Opinion
2013-02-8
Appeal from a judgment of the Cayuga County Court (Mark H. Fandrich, A.J.), rendered October 25, 2011. The judgment convicted defendant, upon his plea of guilty, of criminal possession of a forged instrument in the second degree and criminal sale of a controlled substance in the fourth degree. David P. Elkovitch, Auburn, for Defendant–Appellant. Jon E. Budelmann, District Attorney, Auburn (Christopher T. Valdina of Counsel), for Respondent.
Appeal from a judgment of the Cayuga County Court (Mark H. Fandrich, A.J.), rendered October 25, 2011. The judgment convicted defendant, upon his plea of guilty, of criminal possession of a forged instrument in the second degree and criminal sale of a controlled substance in the fourth degree.
David P. Elkovitch, Auburn, for Defendant–Appellant. Jon E. Budelmann, District Attorney, Auburn (Christopher T. Valdina of Counsel), for Respondent.
MEMORANDUM:
Defendant appeals from a judgment convicting him upon his plea of guilty of criminal possession of a forged instrument in the second degree (Penal Law § 170.25) and criminal sale of a controlled substance in the fourth degree (§ 220.34[1] ). Defendant concededly waived his right to appeal, which forecloses his present challenge to the severity of his sentence ( see People v. Hubert, 100 A.D.3d 1443, 1444, 953 N.Y.S.2d 536).
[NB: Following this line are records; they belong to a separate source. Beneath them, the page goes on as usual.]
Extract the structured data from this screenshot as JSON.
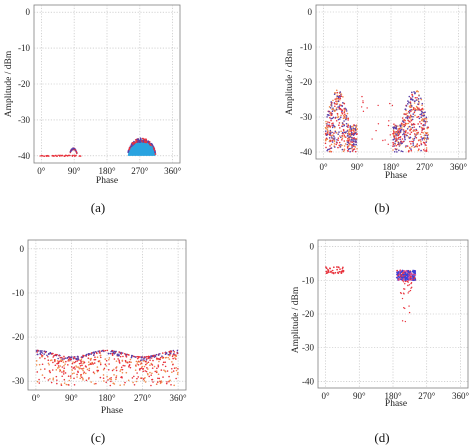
{
  "chart_data": [
    {
      "id": "a",
      "type": "scatter",
      "panel_label": "(a)",
      "xlabel": "Phase",
      "ylabel": "Amplitude / dBm",
      "xlim": [
        -20,
        380
      ],
      "ylim": [
        -42,
        2
      ],
      "x_ticks": [
        0,
        90,
        180,
        270,
        360
      ],
      "x_tick_labels": [
        "0°",
        "90°",
        "180°",
        "270°",
        "360°"
      ],
      "y_ticks": [
        0,
        -10,
        -20,
        -30,
        -40
      ],
      "y_tick_labels": [
        "0",
        "-10",
        "-20",
        "-30",
        "-40"
      ],
      "grid": true,
      "colors": {
        "fill": "#29a3e0",
        "dense": "#5a3fa8",
        "sparse": "#e8323c",
        "grid": "#b8b8b8",
        "frame": "#7f7f7f",
        "plot_bg": "#ffffff"
      },
      "clusters": [
        {
          "kind": "baseline",
          "x_range": [
            -5,
            110
          ],
          "y": -40
        },
        {
          "kind": "dome",
          "x_center": 88,
          "half_width": 10,
          "peak_height": 2.0,
          "base": -40
        },
        {
          "kind": "dome_fill",
          "x_center": 275,
          "half_width": 38,
          "peak_height": 4.5,
          "base": -40
        }
      ]
    },
    {
      "id": "b",
      "type": "scatter",
      "panel_label": "(b)",
      "xlabel": "Phase",
      "ylabel": "Amplitude / dBm",
      "xlim": [
        -20,
        380
      ],
      "ylim": [
        -42,
        2
      ],
      "x_ticks": [
        0,
        90,
        180,
        270,
        360
      ],
      "x_tick_labels": [
        "0°",
        "90°",
        "180°",
        "270°",
        "360°"
      ],
      "y_ticks": [
        0,
        -10,
        -20,
        -30,
        -40
      ],
      "y_tick_labels": [
        "0",
        "-10",
        "-20",
        "-30",
        "-40"
      ],
      "grid": true,
      "colors": {
        "dense": "#5a3fa8",
        "sparse": "#e8323c",
        "mid": "#f08a4b",
        "grid": "#b8b8b8",
        "frame": "#7f7f7f",
        "plot_bg": "#ffffff"
      },
      "clusters": [
        {
          "kind": "band",
          "x_range": [
            5,
            90
          ],
          "y_range": [
            -40,
            -22
          ],
          "skew": "left-tall"
        },
        {
          "kind": "band",
          "x_range": [
            185,
            280
          ],
          "y_range": [
            -40,
            -22
          ],
          "skew": "right-tall"
        },
        {
          "kind": "scatter",
          "x_range": [
            90,
            185
          ],
          "y_range": [
            -38,
            -24
          ]
        }
      ]
    },
    {
      "id": "c",
      "type": "scatter",
      "panel_label": "(c)",
      "xlabel": "Phase",
      "ylabel": "Amplitude / dBm",
      "xlim": [
        -20,
        380
      ],
      "ylim": [
        -32,
        2
      ],
      "x_ticks": [
        0,
        90,
        180,
        270,
        360
      ],
      "x_tick_labels": [
        "0°",
        "90°",
        "180°",
        "270°",
        "360°"
      ],
      "y_ticks": [
        0,
        -10,
        -20,
        -30
      ],
      "y_tick_labels": [
        "0",
        "-10",
        "-20",
        "-30"
      ],
      "grid": true,
      "colors": {
        "dense": "#5a3fa8",
        "sparse": "#e8323c",
        "mid": "#f08a4b",
        "grid": "#b8b8b8",
        "frame": "#7f7f7f",
        "plot_bg": "#ffffff"
      },
      "clusters": [
        {
          "kind": "wave_band",
          "x_range": [
            0,
            360
          ],
          "upper": -23,
          "lower": -31,
          "wave_amplitude": 1.5
        }
      ]
    },
    {
      "id": "d",
      "type": "scatter",
      "panel_label": "(d)",
      "xlabel": "Phase",
      "ylabel": "Amplitude / dBm",
      "xlim": [
        -20,
        380
      ],
      "ylim": [
        -42,
        2
      ],
      "x_ticks": [
        0,
        90,
        180,
        270,
        360
      ],
      "x_tick_labels": [
        "0°",
        "90°",
        "180°",
        "270°",
        "360°"
      ],
      "y_ticks": [
        0,
        -10,
        -20,
        -30,
        -40
      ],
      "y_tick_labels": [
        "0",
        "-10",
        "-20",
        "-30",
        "-40"
      ],
      "grid": true,
      "colors": {
        "dense": "#3a3fd8",
        "sparse": "#e8323c",
        "mid": "#d050a0",
        "grid": "#b8b8b8",
        "frame": "#7f7f7f",
        "plot_bg": "#ffffff"
      },
      "clusters": [
        {
          "kind": "blob",
          "x_range": [
            0,
            50
          ],
          "y_range": [
            -8,
            -6
          ]
        },
        {
          "kind": "blob_dense",
          "x_range": [
            190,
            240
          ],
          "y_range": [
            -10,
            -7
          ]
        },
        {
          "kind": "tail",
          "x_range": [
            200,
            230
          ],
          "y_range": [
            -25,
            -10
          ]
        }
      ]
    }
  ]
}
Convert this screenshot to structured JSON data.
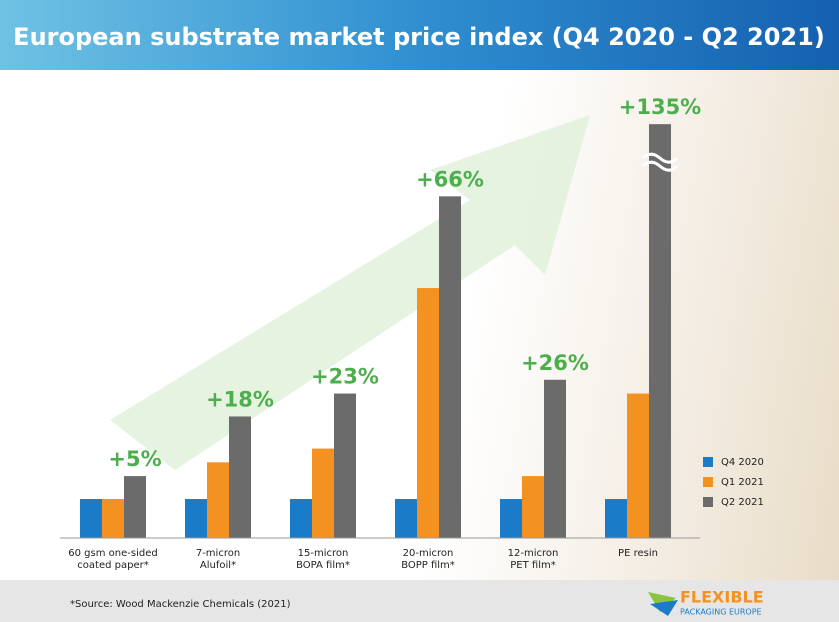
{
  "chart_data": {
    "type": "bar",
    "title": "European substrate market price index (Q4 2020 - Q2 2021)",
    "categories": [
      "60 gsm one-sided\ncoated paper*",
      "7-micron\nAlufoil*",
      "15-micron\nBOPA film*",
      "20-micron\nBOPP film*",
      "12-micron\nPET film*",
      "PE resin"
    ],
    "series": [
      {
        "name": "Q4 2020",
        "color": "#1a7cc9",
        "values": [
          0,
          0,
          0,
          0,
          0,
          0
        ]
      },
      {
        "name": "Q1 2021",
        "color": "#f39220",
        "values": [
          0,
          8,
          11,
          46,
          5,
          23
        ]
      },
      {
        "name": "Q2 2021",
        "color": "#6b6b6b",
        "values": [
          5,
          18,
          23,
          66,
          26,
          135
        ],
        "value_labels": [
          "+5%",
          "+18%",
          "+23%",
          "+66%",
          "+26%",
          "+135%"
        ]
      }
    ],
    "ylim": [
      -8.5,
      70
    ],
    "axis_break": true,
    "legend": "lower right",
    "source": "*Source: Wood Mackenzie Chemicals (2021)",
    "logo": {
      "name": "FLEXIBLE",
      "sub": "PACKAGING EUROPE"
    }
  }
}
Defendant further contends that his federal constitutional rights were violated when the Cayuga County Probation Department conducted his presentence interview in the absence of counsel and that his resulting statements should have therefore been suppressed and stricken from the presentence report. Even assuming, arguendo, that this contention survives defendant's waiver of his right to appeal, we nevertheless reject it; the federal constitution does not entitle a defendant to the presence of counsel at that stage of a criminal proceeding ( see United States v. Tisdale, 952 F.2d 934, 939–940;United States v. Jackson, 886 F.2d 838, 844;see also People v. Cortijo, 291 A.D.2d 352, 352, 739 N.Y.S.2d 19,lv. denied 98 N.Y.2d 674, 746 N.Y.S.2d 463, 774 N.E.2d 228). In any event, defendant was sentenced in accordance with a plea agreement and sentencing promise that preceded both the presentence interview and the preparation of the presentence report. Thus, any error in the court's refusal to suppress his statements therein is harmless ( see People v. Williamson, 72 A.D.3d 1339, 1339, 900 N.Y.S.2d 165,lv. denied15 N.Y.3d 779, 907 N.Y.S.2d 468, 933 N.E.2d 1061;People v. Vaughan, 20 A.D.3d 940, 941–942, 798 N.Y.S.2d 289,lv. denied 5 N.Y.3d 857, 806 N.Y.S.2d 177, 840 N.E.2d 146;People v. Vasquez, 256 A.D.2d 83, 83, 682 N.Y.S.2d 571,lv. denied 93 N.Y.2d 880, 689 N.Y.S.2d 442, 711 N.E.2d 656;People v. Tavarez, 235 A.D.2d 278, 278, 652 N.Y.S.2d 519).
It is hereby ORDERED that the judgment so appealed from is unanimously affirmed.